Александра Васильевна обмерла и вцепилась в Нинин рукав.
— У-у-у-у-а-а-а-а-а-а-а-а!..
— Вот дьявол, — пробормотала Ниночка. — Ну что тянет, что тянет… Скорее бы. А, вот! Пошел!
Лунный свет играл на бурлящей жиже, и там, где кипение было особенно сильным, вдруг кратко мелькнула человеческая рука — высунулась и тут же ушла, с брызгами хлопнув по воде растопыренной пятерней. Александре Васильевне почудилось, что на пальце блеснуло обручальное кольцо.
— Давай! — страшно крикнул Мурашин, отмахивая.
Витюша швырнул сеть; спутавшись в полете, она упала комом и слишком близко. Петька стоял по колено в болоте, силясь дотянуться багром.
— Мать!.. — рявкнул Николай Арнольдович, бросаясь к шоферам. — Вашу!.. Еп!.. Ну!..
Сеть полетела второй раз — расправилась было, накрывая, да Витюша слишком рано поддернул — и опять зря.
— Тля!..
В грифоне гейзера, в мути и клочьях тины что-то мучительно всплывало и ворочалось, и снова уходило на дно; вот опять показалась рука… вторая!.. канули… Вынесло было ногу, облепленную мокрой штаниной и обутую в черный ботинок — тоже ненадолго… Торчком показалась запрокинутая голова со слипшимися волосами и распяленным ртом…
— У-у-у-у-а-а-а-а-а-а-а-а!..
Бурун вскипел и поглотил ее.
— Уйдет же! уйдет! — рычал Мурашин, вырывая сеть у Витюши. — Дай, мудак!
Они топтались, мешая друг другу.
— Сейчас сделаем! — кряхтел Виктор Иванович. — Погодите-ка!..
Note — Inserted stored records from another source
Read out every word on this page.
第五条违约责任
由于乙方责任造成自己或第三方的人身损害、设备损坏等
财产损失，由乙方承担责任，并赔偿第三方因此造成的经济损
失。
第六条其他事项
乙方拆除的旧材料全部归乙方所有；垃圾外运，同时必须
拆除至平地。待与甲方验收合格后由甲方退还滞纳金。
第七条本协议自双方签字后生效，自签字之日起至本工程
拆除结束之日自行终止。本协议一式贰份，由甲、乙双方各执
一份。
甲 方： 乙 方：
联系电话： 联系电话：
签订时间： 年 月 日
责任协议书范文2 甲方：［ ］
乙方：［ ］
Мурашин злобно толкнул его, и Витюша, охнув и взмахнув руками, с чавканьем сел на мокрую кочку. Николай Арнольдович подсобрал мотню и резко швырнул. Сеть расправилась и легла. Гейзер клокотнул и снова выбросил руку. Пальцы сомкнулись в кулак на ячеях.
— Давай!
Через несколько секунд и Петька дотянулся — стал помогать багром.
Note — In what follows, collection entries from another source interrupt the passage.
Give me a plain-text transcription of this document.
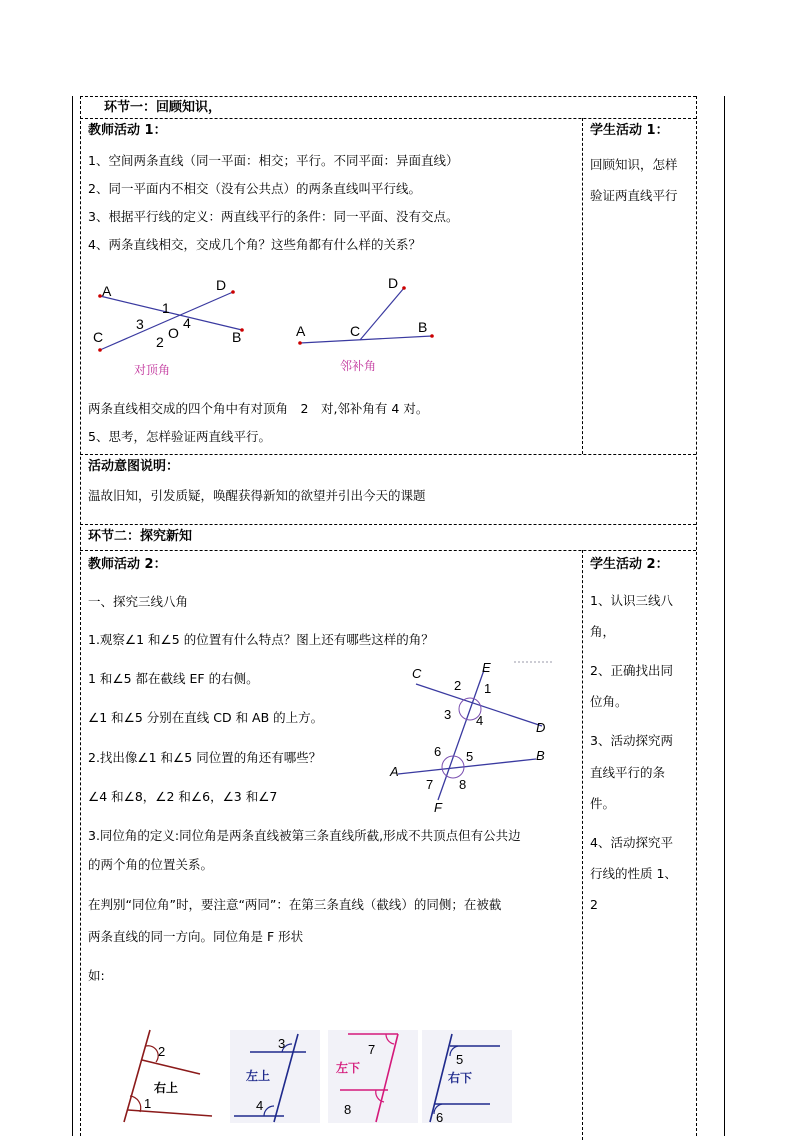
环节一：回顾知识，
教师活动 1：
1、空间两条直线（同一平面：相交；平行。不同平面：异面直线）
2、同一平面内不相交（没有公共点）的两条直线叫平行线。
3、根据平行线的定义：两直线平行的条件：同一平面、没有交点。
4、两条直线相交，交成几个角？这些角都有什么样的关系？
A	D
C	B
O
1
2
3	4
对顶角
A	C	B
D
邻补角
两条直线相交成的四个角中有对顶角　2　对,邻补角有 4 对。
5、思考，怎样验证两直线平行。
学生活动 1：
回顾知识，怎样
验证两直线平行
活动意图说明：
温故旧知，引发质疑，唤醒获得新知的欲望并引出今天的课题
环节二：探究新知
教师活动 2：
一、探究三线八角
1.观察∠1 和∠5 的位置有什么特点？图上还有哪些这样的角？
1 和∠5 都在截线 EF 的右侧。
∠1 和∠5 分别在直线 CD 和 AB 的上方。
2.找出像∠1 和∠5 同位置的角还有哪些？
∠4 和∠8，∠2 和∠6，∠3 和∠7
3.同位角的定义:同位角是两条直线被第三条直线所截,形成不共顶点但有公共边
的两个角的位置关系。
在判别“同位角”时，要注意“两同”：在第三条直线（截线）的同侧；在被截
两条直线的同一方向。同位角是 F 形状
如:
C
D
A
B
E
F
1
2
3 4
5
6
7 8
2
1
右上
3
4
左上
7
8
左下
5
6
右下
学生活动 2：
1、认识三线八
角，
2、正确找出同
位角。
3、活动探究两
直线平行的条
件。
4、活动探究平
行线的性质 1、
2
Сеть понемногу выползала на берег, волоча с собой длинное черное тело, — содрогающееся и беспрестанно издающее жалобные стоны.
— Куда?! — гаркнул Николай Арнольдович. — Пусть стечет! Давай, Нина!
Ниночка подскочила с ведром и принялась быстро плескать человеку в лицо. Тот, не переставая стонать, мотал головой и фыркал, но глаз не открывал. Смыв тину, она присела и, точным движением сунув палец ему в рот, бестрепетно выгребла оттуда какую-то шевелящуюся дрянь.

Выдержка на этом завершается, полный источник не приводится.